Un demi-siècle de confiance réciproque
Accueilli avec les honneurs par le président Patrick Herminie, Han Zheng a également conduit des entretiens substantiels avec le vice-président Sebastien Pillay. Ces échanges au sommet ont confirmé la solidité d’un édifice diplomatique patiemment construit sur cinq décennies. Commerce, infrastructures, innovation numérique, économie bleue : les piliers de cette coopération couvrent désormais un spectre remarquablement large, témoignant d’une relation qui a su évoluer bien au-delà des premiers liens forgés dans les années 1970.
L’ancien vice-président seychellois Vincent Meriton a parfaitement résumé l’enjeu de cet anniversaire en appelant à dresser un bilan global des acquis communs, de l’éducation à la santé, en passant par la culture et l’environnement. Un demi-siècle, c’est le temps qu’il faut parfois pour mesurer la profondeur d’une amitié entre nations.
Des projets concrets ancrés dans le quotidien des Seychellois
Loin de se cantonner aux salons feutrés de la diplomatie, Han Zheng a tenu à imprimer sa visite dans la réalité tangible du terrain. Il a inauguré un programme de logements financé par China Aid dans les quartiers de Béolière et Cap Bonm Zan. Avec 140 unités résidentielles promises à des familles en attente de toit, ce projet incarne la philosophie chinoise de la coopération Sud-Sud : construire du concret, du visible, du durable.

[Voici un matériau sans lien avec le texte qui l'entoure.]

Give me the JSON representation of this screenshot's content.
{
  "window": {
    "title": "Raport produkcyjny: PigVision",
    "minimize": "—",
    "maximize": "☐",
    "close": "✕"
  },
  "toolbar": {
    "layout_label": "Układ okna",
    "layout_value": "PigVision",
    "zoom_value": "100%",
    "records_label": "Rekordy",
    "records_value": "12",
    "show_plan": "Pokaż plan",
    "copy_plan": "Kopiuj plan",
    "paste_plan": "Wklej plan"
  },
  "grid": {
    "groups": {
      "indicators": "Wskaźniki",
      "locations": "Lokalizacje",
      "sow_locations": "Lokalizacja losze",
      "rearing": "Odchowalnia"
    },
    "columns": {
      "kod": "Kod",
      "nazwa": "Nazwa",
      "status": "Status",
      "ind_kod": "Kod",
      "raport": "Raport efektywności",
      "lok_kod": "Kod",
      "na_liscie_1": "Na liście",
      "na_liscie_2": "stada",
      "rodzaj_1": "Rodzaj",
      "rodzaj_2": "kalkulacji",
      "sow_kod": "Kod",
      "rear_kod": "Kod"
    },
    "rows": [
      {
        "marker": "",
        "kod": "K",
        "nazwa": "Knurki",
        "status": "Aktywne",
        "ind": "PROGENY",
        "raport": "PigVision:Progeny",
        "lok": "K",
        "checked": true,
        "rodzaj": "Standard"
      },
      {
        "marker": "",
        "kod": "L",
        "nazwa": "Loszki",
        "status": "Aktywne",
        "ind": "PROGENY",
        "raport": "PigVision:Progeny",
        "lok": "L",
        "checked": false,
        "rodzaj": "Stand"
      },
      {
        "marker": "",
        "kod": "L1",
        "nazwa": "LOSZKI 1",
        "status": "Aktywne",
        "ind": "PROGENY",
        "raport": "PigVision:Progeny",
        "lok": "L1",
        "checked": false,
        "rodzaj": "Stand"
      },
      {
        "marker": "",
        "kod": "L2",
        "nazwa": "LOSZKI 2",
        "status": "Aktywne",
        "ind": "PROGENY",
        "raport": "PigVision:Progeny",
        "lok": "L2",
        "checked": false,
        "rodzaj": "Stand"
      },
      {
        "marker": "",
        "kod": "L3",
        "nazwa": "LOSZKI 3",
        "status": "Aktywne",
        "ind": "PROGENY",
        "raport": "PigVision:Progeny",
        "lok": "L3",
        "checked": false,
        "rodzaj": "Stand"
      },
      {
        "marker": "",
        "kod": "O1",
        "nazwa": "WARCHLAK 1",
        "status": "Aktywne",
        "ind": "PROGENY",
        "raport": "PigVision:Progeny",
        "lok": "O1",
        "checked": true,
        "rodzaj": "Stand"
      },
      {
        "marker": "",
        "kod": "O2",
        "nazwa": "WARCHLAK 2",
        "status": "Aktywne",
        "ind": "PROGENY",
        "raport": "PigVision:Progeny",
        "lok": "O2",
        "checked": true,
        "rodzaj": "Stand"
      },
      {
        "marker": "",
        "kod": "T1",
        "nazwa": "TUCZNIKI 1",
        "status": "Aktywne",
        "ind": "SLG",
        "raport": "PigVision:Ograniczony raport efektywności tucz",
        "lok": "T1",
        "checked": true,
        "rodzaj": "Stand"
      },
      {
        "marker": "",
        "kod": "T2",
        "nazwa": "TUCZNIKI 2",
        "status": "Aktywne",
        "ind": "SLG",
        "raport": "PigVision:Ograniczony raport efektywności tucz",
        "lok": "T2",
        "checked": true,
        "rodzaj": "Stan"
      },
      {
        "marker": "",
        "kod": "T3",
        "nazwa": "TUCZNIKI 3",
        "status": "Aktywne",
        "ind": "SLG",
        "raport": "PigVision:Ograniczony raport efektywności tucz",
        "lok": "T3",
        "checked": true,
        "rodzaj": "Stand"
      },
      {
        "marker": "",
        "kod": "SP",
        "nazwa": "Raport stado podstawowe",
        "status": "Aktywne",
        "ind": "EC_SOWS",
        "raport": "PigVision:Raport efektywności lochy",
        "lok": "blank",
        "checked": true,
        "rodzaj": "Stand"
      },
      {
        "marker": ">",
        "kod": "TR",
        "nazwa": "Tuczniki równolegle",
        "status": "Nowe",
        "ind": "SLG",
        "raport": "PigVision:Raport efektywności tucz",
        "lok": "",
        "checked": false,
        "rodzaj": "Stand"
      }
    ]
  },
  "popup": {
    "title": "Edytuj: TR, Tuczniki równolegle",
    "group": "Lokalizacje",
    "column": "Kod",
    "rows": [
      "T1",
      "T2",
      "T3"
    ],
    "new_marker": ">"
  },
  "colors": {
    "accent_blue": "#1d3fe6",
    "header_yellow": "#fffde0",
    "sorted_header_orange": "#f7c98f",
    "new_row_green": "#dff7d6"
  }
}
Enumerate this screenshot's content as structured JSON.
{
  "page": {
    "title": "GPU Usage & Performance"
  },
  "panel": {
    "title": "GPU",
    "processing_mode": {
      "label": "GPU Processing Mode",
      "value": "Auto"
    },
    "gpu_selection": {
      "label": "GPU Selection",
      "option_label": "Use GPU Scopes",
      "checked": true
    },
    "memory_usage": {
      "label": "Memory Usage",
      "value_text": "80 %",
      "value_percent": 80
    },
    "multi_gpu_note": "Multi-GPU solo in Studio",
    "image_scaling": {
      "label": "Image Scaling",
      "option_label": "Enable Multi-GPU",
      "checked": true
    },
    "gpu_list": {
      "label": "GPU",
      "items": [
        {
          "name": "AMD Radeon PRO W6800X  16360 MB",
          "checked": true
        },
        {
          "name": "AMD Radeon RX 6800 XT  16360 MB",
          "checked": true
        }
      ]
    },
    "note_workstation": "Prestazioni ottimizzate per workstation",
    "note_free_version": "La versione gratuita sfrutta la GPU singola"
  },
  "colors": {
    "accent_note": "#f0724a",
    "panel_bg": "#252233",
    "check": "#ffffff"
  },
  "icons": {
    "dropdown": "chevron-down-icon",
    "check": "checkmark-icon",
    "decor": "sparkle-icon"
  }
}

La visite de la SBC House, nouvelle station de télévision nationale érigée avec le soutien de Pékin, a complété ce tour d’horizon des réalisations communes. Médias, logement, infrastructures : la Chine grave ainsi son empreinte dans le paysage quotidien des Seychellois, pierre par pierre, antenne par antenne.
L’océan Indien, nouveau front stratégique
Si les réalisations passées méritent d’être saluées, c’est l’horizon maritime qui semble concentrer les ambitions partagées des deux nations. Les échanges commerciaux bilatéraux ont atteint 84 millions de dollars en 2024, un chiffre solide qui reflète une interdépendance économique croissante. Mais au-delà des statistiques, c’est l’économie bleue qui cristallise les espoirs les plus audacieux : pêche durable, protection des écosystèmes marins, gestion responsable des ressources océaniques.
Dans un monde où les océans sont devenus des enjeux géopolitiques de premier plan, le partenariat sino-seychellois prend une dimension stratégique qui dépasse largement les frontières de l’archipel. Les Seychelles, avec leurs 1,4 million de kilomètres carrés d’eaux territoriales, représentent un actif précieux dans le grand jeu indo-pacifique que Pékin entend jouer sur le long terme.
Cette escale finale d’Han Zheng dans l’océan Indien n’est donc pas un point final, mais plutôt un point de départ. Cinquante ans de relation ont posé des fondations solides ; les cinquante prochaines s’annoncent plus ambitieuses encore.